Je me souviens de la toute première rencontre. Le maillot bleu, les boucles, l'argentique entre les mains à la recherche d'un instant à capturer. Et son visage qui emplit mes yeux, ma tête.
Les soirs clairs, regarder le soleil décliner sur Cavalaire, et te voir tout sourire courir dans ma direction, oh Anna, I'll come back.
mercredi 23 juillet 2008
mercredi 2 juillet 2008
Et cette horrible impression d'en faire toujours trop. Je veux tout et je ne veux rien, Cécilia qui danse dans ma tête, et le déboîtement du coeur, j'arriverai peut être un jour à saisir comment il fonctionne et pourquoi il déraille tout le temps. Je me demande si l'isotrétinoïne est capable de déssécher mon coeur. Je deviens endurante à la douleur, je veux aussi revoir le sourire de C.
vendredi 27 juin 2008
mercredi 25 juin 2008
Imagine all the girls

La peau reste douce, Diane s'efface lentement de mon corps, ses empreintes disparaissent, elle n'avait pas appuyé assez fort sur l'épiderme, ce ne sont pas les traces fossiles, il faudra du temps pour oublier. C'était la Javel sur les lèvres aujourd'hui, les rires avec les autres, l'orage et le beau temps, le Bonheur simple.
Je veux m'enfermer dans la spirale des mots et ne plus en sortir. Jamais. Mon rempart contre le faux visage.
(PS: La photo du Bonheur)
Mademoiselle Elsa
lundi 23 juin 2008
Se faire manger toute crue.
Camille me parle de poison en intraveineuse, elle ne sait pas combien elle est proche de la vérité. On remplace le poison par les mots douloureux, les mots interdits, qui font partie de ceux qui décollent le coeur à l'interieur. Mais elle me rassure, elle sera là, tout le monde sera là. Et l'autre sera enfin hors de moi.
Le piano dans l'herbe
Le sel s'enfonce sous la peau. J'avais si peur de perdre l'Absente et finalement, c'est chose faite. Elle a raison, les mensonges rongent tout, c'est comme la peste, ca se glisse sous la peau et ca vous dévore, avide. Pourtant je n'avais pas menti. Mais l'Absente ne veut rien entendre, elle se bouche les oreilles et me chasse, c'est l'ascenseur émotionnel, les rôles qui s'inversent. J'aurais souhaité que tout se passe différement, j'aurais tout fait pour que ça marche, que je redevienne l'Autre mais c'est impossible, être l'Autre est trop difficile, je n'arrive pas à suivre.

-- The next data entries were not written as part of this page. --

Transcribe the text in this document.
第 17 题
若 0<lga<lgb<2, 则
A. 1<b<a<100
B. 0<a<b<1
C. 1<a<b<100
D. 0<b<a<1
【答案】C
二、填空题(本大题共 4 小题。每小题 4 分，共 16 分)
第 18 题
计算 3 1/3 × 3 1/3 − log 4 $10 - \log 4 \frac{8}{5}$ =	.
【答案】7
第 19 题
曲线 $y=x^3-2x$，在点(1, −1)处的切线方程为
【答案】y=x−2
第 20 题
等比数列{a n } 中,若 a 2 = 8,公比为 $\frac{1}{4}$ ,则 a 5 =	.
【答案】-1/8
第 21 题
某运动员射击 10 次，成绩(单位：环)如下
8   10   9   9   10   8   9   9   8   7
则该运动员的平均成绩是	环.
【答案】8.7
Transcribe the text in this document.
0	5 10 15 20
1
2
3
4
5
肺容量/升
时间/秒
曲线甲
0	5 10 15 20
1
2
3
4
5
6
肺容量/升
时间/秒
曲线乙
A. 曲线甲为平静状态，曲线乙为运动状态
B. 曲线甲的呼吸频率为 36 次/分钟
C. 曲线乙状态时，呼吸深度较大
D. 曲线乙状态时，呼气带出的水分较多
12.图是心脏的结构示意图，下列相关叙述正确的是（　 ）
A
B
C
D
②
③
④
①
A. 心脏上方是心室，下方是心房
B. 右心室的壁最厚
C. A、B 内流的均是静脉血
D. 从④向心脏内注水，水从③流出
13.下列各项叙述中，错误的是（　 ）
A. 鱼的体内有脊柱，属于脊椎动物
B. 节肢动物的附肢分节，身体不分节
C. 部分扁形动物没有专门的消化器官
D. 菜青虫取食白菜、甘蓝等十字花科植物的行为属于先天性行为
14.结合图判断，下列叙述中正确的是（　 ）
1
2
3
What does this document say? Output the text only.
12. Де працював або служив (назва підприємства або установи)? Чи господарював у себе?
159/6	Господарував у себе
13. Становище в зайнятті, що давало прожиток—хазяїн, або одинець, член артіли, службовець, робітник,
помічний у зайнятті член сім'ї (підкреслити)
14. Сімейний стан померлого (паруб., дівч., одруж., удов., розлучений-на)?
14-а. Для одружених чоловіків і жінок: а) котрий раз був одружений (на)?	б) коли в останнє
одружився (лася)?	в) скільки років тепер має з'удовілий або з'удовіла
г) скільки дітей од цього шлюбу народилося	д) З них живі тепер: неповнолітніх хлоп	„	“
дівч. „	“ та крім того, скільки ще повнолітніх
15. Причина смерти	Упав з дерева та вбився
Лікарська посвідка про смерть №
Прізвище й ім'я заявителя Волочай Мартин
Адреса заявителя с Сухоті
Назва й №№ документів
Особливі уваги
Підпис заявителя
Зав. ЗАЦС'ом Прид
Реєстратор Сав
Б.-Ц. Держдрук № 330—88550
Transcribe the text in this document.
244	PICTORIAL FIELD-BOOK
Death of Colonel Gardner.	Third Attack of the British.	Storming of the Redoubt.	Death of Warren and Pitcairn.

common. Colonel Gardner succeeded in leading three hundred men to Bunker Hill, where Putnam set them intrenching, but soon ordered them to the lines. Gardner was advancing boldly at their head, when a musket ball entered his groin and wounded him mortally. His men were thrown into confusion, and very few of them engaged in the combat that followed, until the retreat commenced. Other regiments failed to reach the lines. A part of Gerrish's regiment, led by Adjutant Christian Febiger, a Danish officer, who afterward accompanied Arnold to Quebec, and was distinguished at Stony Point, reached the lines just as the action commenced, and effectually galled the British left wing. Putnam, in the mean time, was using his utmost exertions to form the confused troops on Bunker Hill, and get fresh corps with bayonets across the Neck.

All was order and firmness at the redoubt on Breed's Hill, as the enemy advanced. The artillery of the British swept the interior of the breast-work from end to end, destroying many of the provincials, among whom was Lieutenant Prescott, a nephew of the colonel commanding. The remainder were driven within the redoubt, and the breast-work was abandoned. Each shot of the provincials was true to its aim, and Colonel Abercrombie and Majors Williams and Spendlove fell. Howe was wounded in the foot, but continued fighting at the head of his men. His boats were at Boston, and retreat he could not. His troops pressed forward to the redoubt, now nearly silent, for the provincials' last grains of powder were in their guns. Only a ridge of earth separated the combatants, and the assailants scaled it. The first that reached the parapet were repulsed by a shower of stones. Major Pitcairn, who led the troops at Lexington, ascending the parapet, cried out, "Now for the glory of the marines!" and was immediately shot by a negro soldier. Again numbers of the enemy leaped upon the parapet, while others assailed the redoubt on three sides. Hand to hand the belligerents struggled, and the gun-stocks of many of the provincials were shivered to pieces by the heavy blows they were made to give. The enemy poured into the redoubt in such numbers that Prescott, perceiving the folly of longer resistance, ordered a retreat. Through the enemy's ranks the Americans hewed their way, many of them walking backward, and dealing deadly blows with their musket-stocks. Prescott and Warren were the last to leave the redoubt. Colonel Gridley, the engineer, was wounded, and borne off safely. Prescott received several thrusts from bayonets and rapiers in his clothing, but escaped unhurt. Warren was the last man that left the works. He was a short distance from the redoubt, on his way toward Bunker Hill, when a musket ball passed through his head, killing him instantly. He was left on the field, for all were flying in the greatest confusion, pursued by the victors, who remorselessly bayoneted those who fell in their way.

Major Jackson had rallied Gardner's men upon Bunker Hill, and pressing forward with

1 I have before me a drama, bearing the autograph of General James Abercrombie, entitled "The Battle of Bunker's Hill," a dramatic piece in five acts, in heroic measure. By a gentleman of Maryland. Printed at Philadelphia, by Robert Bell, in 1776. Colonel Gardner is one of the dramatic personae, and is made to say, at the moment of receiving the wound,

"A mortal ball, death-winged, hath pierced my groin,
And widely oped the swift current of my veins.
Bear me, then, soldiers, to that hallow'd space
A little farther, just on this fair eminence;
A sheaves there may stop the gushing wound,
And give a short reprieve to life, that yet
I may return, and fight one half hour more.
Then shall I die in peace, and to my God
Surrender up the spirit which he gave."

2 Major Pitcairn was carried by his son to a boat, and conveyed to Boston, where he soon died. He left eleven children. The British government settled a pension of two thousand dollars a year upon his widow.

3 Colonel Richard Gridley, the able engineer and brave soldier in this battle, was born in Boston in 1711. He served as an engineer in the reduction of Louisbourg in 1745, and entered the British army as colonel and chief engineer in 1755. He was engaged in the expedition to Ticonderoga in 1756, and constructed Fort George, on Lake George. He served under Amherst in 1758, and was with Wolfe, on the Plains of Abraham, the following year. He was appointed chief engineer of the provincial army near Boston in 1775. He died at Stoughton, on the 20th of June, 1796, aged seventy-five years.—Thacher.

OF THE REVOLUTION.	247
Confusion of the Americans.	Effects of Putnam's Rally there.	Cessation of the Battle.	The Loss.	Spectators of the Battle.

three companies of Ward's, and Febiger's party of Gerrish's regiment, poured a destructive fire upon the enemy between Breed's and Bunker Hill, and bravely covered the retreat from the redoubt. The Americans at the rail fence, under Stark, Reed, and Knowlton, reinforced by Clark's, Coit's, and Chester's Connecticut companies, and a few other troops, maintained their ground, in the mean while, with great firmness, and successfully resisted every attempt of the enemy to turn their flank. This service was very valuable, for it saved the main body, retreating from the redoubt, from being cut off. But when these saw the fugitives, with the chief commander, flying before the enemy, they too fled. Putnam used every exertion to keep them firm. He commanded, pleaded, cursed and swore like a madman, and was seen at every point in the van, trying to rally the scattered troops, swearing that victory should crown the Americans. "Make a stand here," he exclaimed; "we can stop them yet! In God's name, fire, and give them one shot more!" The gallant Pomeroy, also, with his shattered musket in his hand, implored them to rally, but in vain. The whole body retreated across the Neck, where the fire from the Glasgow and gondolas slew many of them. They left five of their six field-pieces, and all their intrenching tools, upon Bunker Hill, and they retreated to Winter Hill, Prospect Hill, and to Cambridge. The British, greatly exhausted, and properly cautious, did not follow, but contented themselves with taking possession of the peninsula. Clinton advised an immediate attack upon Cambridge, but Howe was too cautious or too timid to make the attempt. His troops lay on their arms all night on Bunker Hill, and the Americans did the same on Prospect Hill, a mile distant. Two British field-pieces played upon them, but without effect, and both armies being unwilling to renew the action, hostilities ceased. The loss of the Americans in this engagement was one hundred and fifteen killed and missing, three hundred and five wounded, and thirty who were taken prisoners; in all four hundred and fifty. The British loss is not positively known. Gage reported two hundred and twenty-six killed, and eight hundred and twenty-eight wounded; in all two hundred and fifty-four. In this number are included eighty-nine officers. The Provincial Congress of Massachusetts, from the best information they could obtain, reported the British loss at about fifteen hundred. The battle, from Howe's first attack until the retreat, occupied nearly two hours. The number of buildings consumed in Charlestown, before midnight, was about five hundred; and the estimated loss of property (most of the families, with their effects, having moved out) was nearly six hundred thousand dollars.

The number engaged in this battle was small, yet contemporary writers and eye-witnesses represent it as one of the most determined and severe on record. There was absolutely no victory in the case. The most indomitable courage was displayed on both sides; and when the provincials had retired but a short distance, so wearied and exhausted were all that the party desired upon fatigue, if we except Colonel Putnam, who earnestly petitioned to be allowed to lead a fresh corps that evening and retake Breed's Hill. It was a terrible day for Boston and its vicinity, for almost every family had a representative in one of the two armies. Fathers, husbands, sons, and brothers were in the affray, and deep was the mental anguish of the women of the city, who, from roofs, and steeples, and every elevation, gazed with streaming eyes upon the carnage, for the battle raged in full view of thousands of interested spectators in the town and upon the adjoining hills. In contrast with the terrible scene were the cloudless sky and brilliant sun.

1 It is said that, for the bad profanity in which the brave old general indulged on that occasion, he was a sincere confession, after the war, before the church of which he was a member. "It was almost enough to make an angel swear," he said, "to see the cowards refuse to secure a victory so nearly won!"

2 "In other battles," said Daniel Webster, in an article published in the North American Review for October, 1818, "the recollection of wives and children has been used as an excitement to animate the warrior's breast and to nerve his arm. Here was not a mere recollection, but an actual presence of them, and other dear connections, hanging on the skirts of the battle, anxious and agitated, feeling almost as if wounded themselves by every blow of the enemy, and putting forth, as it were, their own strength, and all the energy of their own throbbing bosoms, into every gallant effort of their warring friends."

Aujourd'hui, j'ai coupé ma chemise d'homme comme je couperais son visage maudit. J'aimerais tellement ne plus le voir, que lui aussi soit hors de moi. Je ne veux plus souffrir, je veux croire en quelque chose d'ineffable.
Aujourd'hui, j'ai coupé ma chemise d'homme comme je couperais son visage maudit. J'aimerais tellement ne plus le voir, que lui aussi soit hors de moi. Je ne veux plus souffrir, je veux croire en quelque chose d'ineffable.
mercredi 18 juin 2008
Un goût de sel sur mes lèvres
Et lux perpetua

Troisième crise d'angoisse de la semaine, les vinyles s'enchaînent sur le tourne disques, je saute du coq à l'âne, de Simon and Garfunkel à l'Introït du Requiem de Mozart. Je veux tous les démons hors de moi, être dépossédée, je veux qu'ils s'en aillent.
Et garder sa présence, ses papillonements. Oui, c'est comme un papillon, beau mais fragile, petit corps frêle, et (surtout) éphémère.
Je pense aussi à Vanessa, je pense que nos lettres vont se croiser. Les variations Goldberg toujours dans les oreilles, Bach reste et ne part pas. C'est le cri du coeur, la mécanique de la musique, c'est le creux dans l'estomac.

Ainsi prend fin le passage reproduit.